Neymar, 30, could still be around by the time the World Cup hits the shores of North America in 2026, while the younger Mbappe — with previous experience of winning this thing, triumphing last time out with France — has at least three more World Cups in him, going by Messi's standards.
Ah, yes, Messi… he who, of the three, needed the title on offer in Qatar the most. He'd already returned empty-handed from four editions of the World Cup and, by his own admission, a sixth appearance at the showpiece would be a bridge too far.
His fifth, at the ripe old age of 35, had to be his most rewarding — and Messi had no shortage of well-wishers.
"Seeing Messi lift the World Cup in what could be his last World Cup would be something special for us as organisers," Hassan Al-Thawadi, chief of the event's organising committee, said even before the tournament kicked off.
That isn't to say Qatar was putting all its eggs in one basket.
In spite of Messi's charm and the aura of destiny that also enveloped Neymar-led Brazil, it is Mbappe who represents the future (while remaining very much a part of the present). Put it this way: Mbappe, if PSG were the Louvre, is the Mona Lisa, the piece that claims pride of place and is deemed worthy of protection at all costs.
And that's just what PSG did when Real Madrid, that grand, gleaming destination for the game's brightest and best, went from fluttering eyelashes at Mbappe to trying — for a fee, initially, then on a free — to snatch him in the build-up to the World Cup.
PSG pulled out all the stops, rebuffing Florentino Perez's attempts at pulling off football's greatest heist since PSG themselves dared to smash the window of the other Spanish giant, Barcelona, and grabbed Neymar for their mantlepiece.
Having completed 'Operation Keep Mbappe', PSG had a fair guarantee that, considering who the leading favourites for the World Cup title were, the star of the winning team would come from their stables: Neymar, for world No.1 Brazil; Messi, for an Argentine team coming in with a 36-game unbeaten run; and Mbappe, for holders France.
Qatar, it could well be said, had the World Cup all but locked in.
***
And so it proved.
Brazil crashed out on penalties to Croatia in the quarter-finals, dumped again by European opposition — their kryptonite at the World Cup since becoming the first to collect five stars back in 2002. The feeling, one suspects, is that Al-Khelaifi and his bosses weren't too bothered to see Neymar's back.

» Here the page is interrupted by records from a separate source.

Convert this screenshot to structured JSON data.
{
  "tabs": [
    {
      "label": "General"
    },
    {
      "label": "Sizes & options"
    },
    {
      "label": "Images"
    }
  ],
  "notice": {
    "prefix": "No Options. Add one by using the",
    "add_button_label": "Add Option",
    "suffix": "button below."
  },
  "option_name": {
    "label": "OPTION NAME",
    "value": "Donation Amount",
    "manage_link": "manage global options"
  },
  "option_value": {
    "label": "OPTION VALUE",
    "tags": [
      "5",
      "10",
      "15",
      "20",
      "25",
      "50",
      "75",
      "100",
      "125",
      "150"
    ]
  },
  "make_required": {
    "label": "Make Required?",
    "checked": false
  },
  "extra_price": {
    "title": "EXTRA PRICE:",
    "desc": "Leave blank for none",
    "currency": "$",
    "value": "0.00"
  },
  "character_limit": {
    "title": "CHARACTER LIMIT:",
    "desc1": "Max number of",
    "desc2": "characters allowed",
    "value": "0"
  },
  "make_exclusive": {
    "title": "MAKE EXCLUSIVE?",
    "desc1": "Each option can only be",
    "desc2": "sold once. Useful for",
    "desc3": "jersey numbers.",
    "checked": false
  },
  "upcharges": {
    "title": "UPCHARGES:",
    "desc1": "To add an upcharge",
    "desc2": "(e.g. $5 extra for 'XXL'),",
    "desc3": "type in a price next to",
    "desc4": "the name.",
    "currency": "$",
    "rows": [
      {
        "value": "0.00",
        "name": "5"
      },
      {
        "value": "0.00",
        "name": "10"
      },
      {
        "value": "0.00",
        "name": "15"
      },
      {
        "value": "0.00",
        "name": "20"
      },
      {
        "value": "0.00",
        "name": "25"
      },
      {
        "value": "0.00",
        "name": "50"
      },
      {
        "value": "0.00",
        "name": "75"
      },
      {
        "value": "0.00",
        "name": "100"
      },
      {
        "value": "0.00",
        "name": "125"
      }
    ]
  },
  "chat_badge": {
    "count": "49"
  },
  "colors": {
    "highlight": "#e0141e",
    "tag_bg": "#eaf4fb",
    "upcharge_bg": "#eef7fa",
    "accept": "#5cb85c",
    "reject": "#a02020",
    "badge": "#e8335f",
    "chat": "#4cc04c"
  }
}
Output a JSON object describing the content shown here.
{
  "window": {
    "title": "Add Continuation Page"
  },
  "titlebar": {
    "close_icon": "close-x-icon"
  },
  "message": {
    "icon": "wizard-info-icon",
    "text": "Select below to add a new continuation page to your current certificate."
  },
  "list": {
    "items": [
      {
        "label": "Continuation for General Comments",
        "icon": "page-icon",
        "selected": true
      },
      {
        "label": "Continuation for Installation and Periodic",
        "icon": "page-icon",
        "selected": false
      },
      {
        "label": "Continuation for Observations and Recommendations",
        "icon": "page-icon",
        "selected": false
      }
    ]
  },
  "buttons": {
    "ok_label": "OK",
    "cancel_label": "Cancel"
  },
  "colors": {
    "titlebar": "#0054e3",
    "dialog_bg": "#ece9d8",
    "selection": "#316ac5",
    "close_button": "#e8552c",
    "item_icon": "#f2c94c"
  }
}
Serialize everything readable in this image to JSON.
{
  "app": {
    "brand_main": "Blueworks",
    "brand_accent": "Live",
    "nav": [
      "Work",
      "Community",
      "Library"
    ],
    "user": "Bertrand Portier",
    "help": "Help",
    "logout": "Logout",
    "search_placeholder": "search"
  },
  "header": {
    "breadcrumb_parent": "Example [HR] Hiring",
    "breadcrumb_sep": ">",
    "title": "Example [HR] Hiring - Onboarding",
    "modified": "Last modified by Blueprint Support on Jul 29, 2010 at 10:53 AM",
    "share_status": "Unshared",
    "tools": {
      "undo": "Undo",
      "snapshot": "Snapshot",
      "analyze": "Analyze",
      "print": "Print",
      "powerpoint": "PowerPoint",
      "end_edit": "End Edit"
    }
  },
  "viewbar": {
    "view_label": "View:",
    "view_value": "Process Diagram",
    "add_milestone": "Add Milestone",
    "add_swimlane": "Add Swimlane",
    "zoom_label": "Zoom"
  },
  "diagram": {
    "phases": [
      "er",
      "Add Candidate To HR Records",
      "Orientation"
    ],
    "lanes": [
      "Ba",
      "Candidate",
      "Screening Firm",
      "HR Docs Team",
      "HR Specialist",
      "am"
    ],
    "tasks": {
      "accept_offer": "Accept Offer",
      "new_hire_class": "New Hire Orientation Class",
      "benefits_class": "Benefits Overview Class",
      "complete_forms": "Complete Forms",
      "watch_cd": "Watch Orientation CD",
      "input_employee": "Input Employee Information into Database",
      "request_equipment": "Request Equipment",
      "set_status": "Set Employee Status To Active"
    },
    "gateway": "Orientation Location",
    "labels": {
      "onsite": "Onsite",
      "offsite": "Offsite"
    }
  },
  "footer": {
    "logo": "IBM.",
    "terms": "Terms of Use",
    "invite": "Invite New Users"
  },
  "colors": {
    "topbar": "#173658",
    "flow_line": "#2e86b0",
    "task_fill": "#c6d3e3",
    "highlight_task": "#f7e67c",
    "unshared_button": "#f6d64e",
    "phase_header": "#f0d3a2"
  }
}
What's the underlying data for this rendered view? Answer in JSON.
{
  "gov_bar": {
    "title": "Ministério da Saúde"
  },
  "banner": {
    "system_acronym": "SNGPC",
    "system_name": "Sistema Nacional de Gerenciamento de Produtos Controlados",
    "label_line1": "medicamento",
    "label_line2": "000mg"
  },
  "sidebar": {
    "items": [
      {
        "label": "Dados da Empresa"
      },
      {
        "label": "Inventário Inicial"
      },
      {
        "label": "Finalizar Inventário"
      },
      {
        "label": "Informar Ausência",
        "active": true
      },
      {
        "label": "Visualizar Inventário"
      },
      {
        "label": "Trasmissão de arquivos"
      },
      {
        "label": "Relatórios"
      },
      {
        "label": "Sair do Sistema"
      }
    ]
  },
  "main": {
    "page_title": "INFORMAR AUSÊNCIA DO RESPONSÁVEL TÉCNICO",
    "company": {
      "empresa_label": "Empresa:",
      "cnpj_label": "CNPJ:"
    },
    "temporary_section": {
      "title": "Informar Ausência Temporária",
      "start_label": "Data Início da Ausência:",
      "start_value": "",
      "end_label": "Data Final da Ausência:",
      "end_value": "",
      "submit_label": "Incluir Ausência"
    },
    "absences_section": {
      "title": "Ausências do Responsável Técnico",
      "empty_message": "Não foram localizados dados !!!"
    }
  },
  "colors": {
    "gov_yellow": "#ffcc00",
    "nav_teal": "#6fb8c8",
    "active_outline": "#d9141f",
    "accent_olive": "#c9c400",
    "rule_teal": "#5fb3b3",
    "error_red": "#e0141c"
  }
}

Messi and Mbappe, though, ploughed on, all the way to the final in Lusail, where they lit up the final held — not by accident — on Qatar's National Day.
By the end of regulation time, both Messi and Mbappe had scored penalties, the latter also firing in a volley while the former had a hand in his team's second goal. In extra-time of this rather remarkable game — a classic, indeed, in every sense of the word — both netted again for good measure.
In the ensuing shootout, it was Messi who had the last laugh, leading Argentina to a first world title in 36 years and walking away with the Golden Ball. Mbappe, left heartbroken after what would nevertheless be remembered as an epic performance, beat Messi by one strike to the Golden Boot.
The scenes back in Buenos Aires were wild, rivalled only by the joy in the hearts of Doha's power-brokers who pulled the strings to make this spectacular World Cup possible and also ensure the country got to gorge themselves on a sizeable slice of the victors' glory.
Messi is set to be [further] rewarded with a contract extension, while Mbappe is already tied down for a good while (despite recent noises); Neymar, not that it matters, is deemed the most dispensable of the three and might not be around much longer.
It would be a stretch to say this outcome — long after their own team had been trampled — is what Qatar's investment in football had always been building up to.
But even if this isn't quite the endgame it feels like, it is certainly a major milestone in the country's quest to achieve its ultimate goal as a sporting force… whatever that goal is.